Perhaps it's more astonishing that we're continuing to discuss about a simple greeting. The Asia Cup furore led to much analysis of that particular sporting ritual, not least because it is considered the ultimate marker of fair play. But Yadav's refusal was much less important than what he stated immediately after the first game.
The India captain considered the winners' podium the "ideal moment" to dedicate his team's win to the armed forces who had participated in India's strikes on Pakistan in May, referred to as Operation Sindoor. "I hope they will inspire us all," Yadav told the post-match interviewer, "so we can provide them more reasons in the field each time we have the chance to make them smile."
This reflects the current reality: a real-time discussion by a sporting leader publicly praising a armed attack in which many people lost their lives. Previously, Australian cricketer Usman Khawaja couldn't get a single humanitarian message approved by the ICC, not even the peace dove – a direct emblem of peace – on his bat. Yadav was eventually fined 30% of his game earnings for the remarks. He was not the only one disciplined. Pakistan's Haris Rauf, who mimicked plane crashes and made "6-0" gestures to the audience in the Super4 match – also referencing the conflict – was given the same punishment.
This isn't a matter of not respecting your rivals – this is sport co-opted as patriotic messaging. There's no use to be ethically angered by a absent greeting when that's simply a small detail in the story of two countries actively using cricket as a diplomatic tool and instrument of proxy war. Indian Prime Minister Narendra Modi clearly stated this with his post-final tweet ("Operation Sindoor on the games field. The result remains unchanged – India wins!"). Naqvi, on his side, blares that sport and politics shouldn't mix, while holding dual roles as a government minister and chair of the PCB, and directly mentioning the Indian prime minister about his country's "humiliating defeats" on the battlefield.
The takeaway from this situation shouldn't be about the sport, or India, or Pakistan, in isolation. It's a warning that the concept of sports diplomacy is over, at least for now. The very game that was employed to build bridges between the countries 20 years ago is now being utilized to inflame tensions between them by people who know exactly what they're attempting, and massive followings who are eager participants.
Polarisation is infecting every realm of society and as the most prominent of the global soft powers, sport is always susceptible: it's a type of entertainment that directly encourages you to choose a team. Many who find India's gesture towards Pakistan aggressive will nonetheless support a Ukrainian tennis player's entitlement to decline meeting a Russian opponent on the court.
Should anyone still believe that the sporting arena is a magical safe space that brings nations together, review the golf tournament highlights. The conduct of the New York crowds was the "perfect tribute" of a leader who enjoys the sport who publicly provokes hatred against his opponents. We observed not just the decline of the usual sporting principles of equity and shared courtesy, but the speed at which this might be accepted and nodded through when sportspeople themselves – like US captain Keegan Bradley – fail to acknowledge and penalize it.
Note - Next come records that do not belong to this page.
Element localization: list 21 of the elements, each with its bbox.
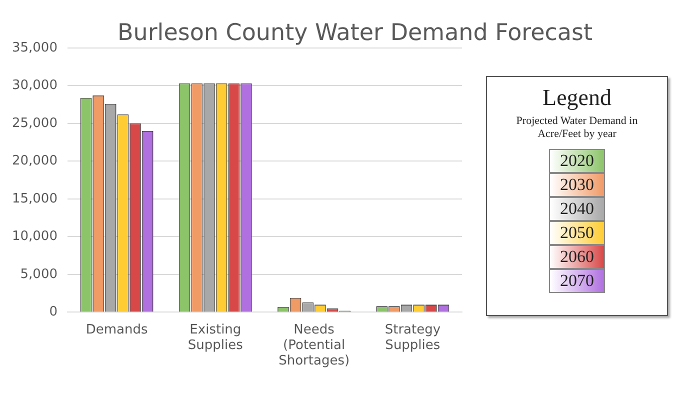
y-tick-label: 10,000 — [12, 229, 58, 244]
y-tick-label: 25,000 — [12, 116, 58, 131]
y-tick-label: 20,000 — [12, 154, 58, 169]
y-tick-label: 15,000 — [12, 191, 58, 206]
y-tick-label: 5,000 — [20, 266, 58, 282]
y-tick-label: 35,000 — [12, 40, 58, 56]
x-tick-label: Existing Supplies — [188, 322, 244, 353]
y-tick-label: 0 — [49, 304, 58, 320]
x-tick-label: Demands — [86, 322, 148, 338]
text: 2030 — [549, 173, 605, 197]
chart-title: Burleson County Water Demand Forecast — [116, 20, 594, 46]
text: 2050 — [549, 221, 605, 245]
text: 2040 — [549, 197, 605, 221]
x-tick-label: Strategy Supplies — [384, 322, 441, 353]
y-tick-label: 30,000 — [12, 78, 58, 94]
text: 2060 — [549, 245, 605, 269]
x-tick-label: Needs (Potential Shortages) — [278, 322, 350, 369]
text: 2020 — [549, 149, 605, 173]
legend-title: Legend — [542, 85, 612, 111]
text: 2070 — [549, 269, 605, 293]
text: Projected Water Demand in Acre/Feet by year — [515, 115, 639, 141]
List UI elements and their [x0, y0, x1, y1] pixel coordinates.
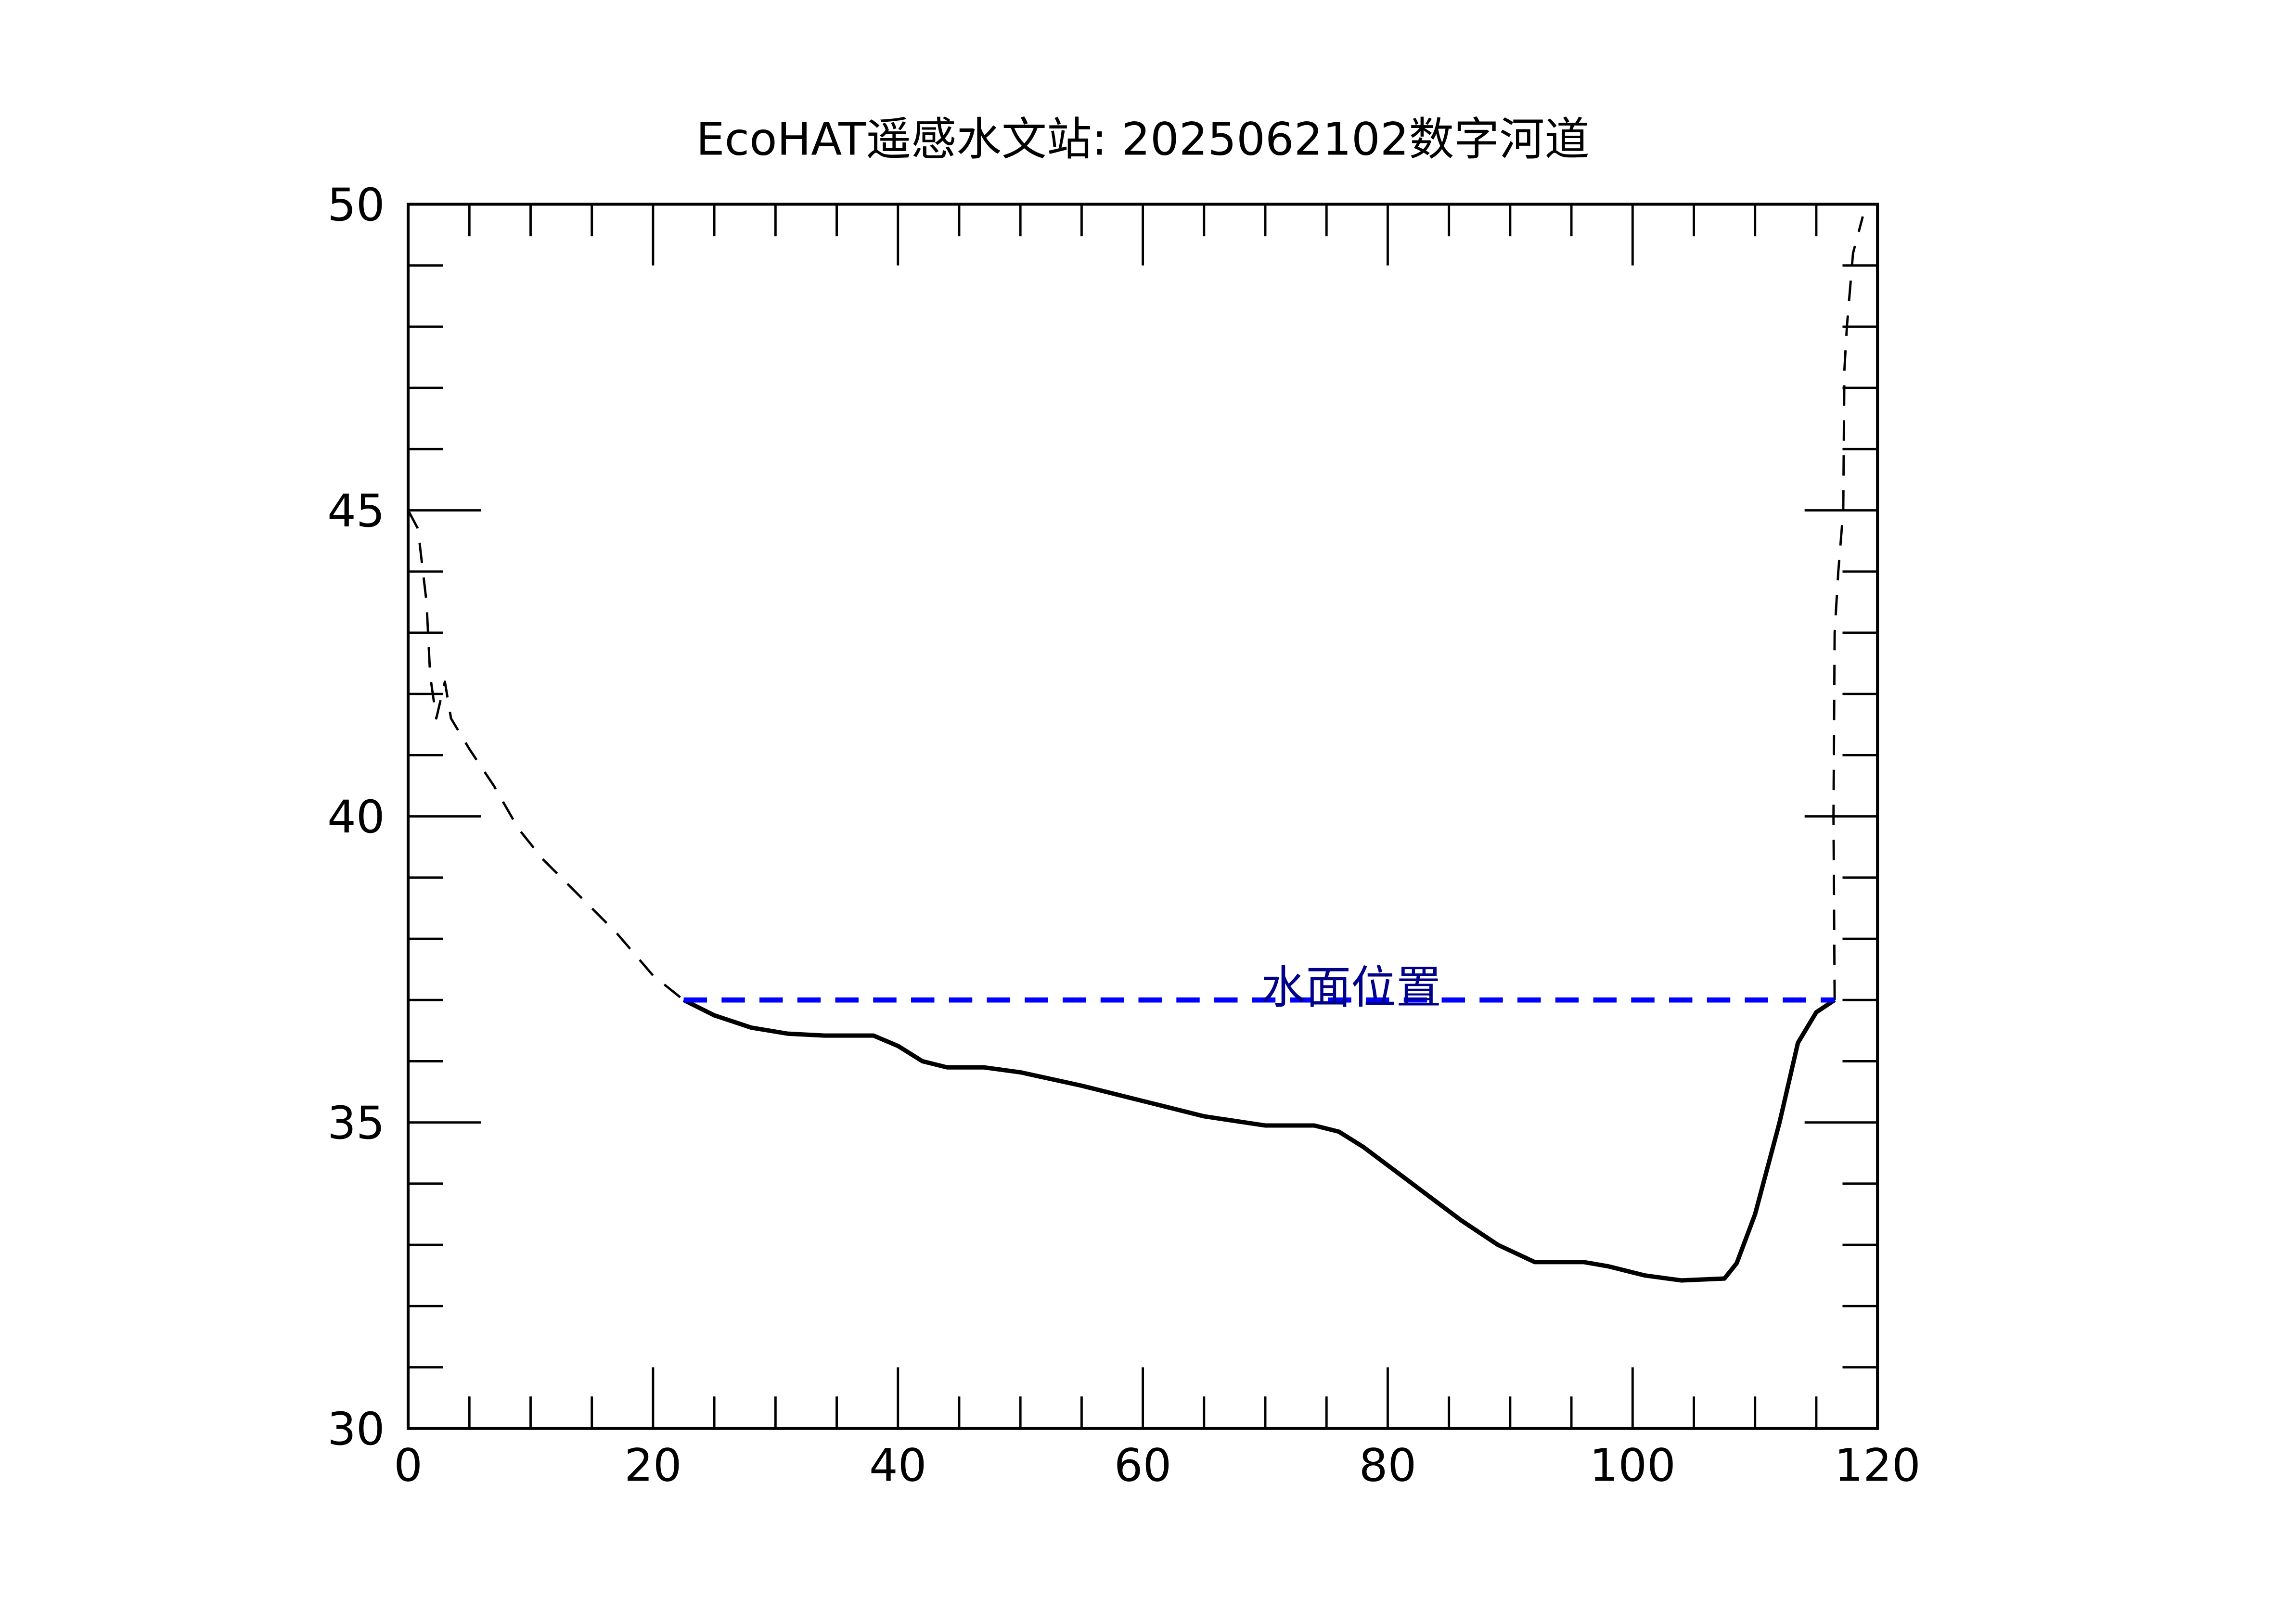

A post-game greeting is supposed to represent that, at the end of any contest, no matter how bitter or heated, the participants are putting off their pretend enmity and acknowledging their shared human bond. If the enmity isn't pretend – if it requires its players emerge in vocal support of their respective militaries – then what is the purpose with the arena of sports at all? You might as well put on the fatigues immediately.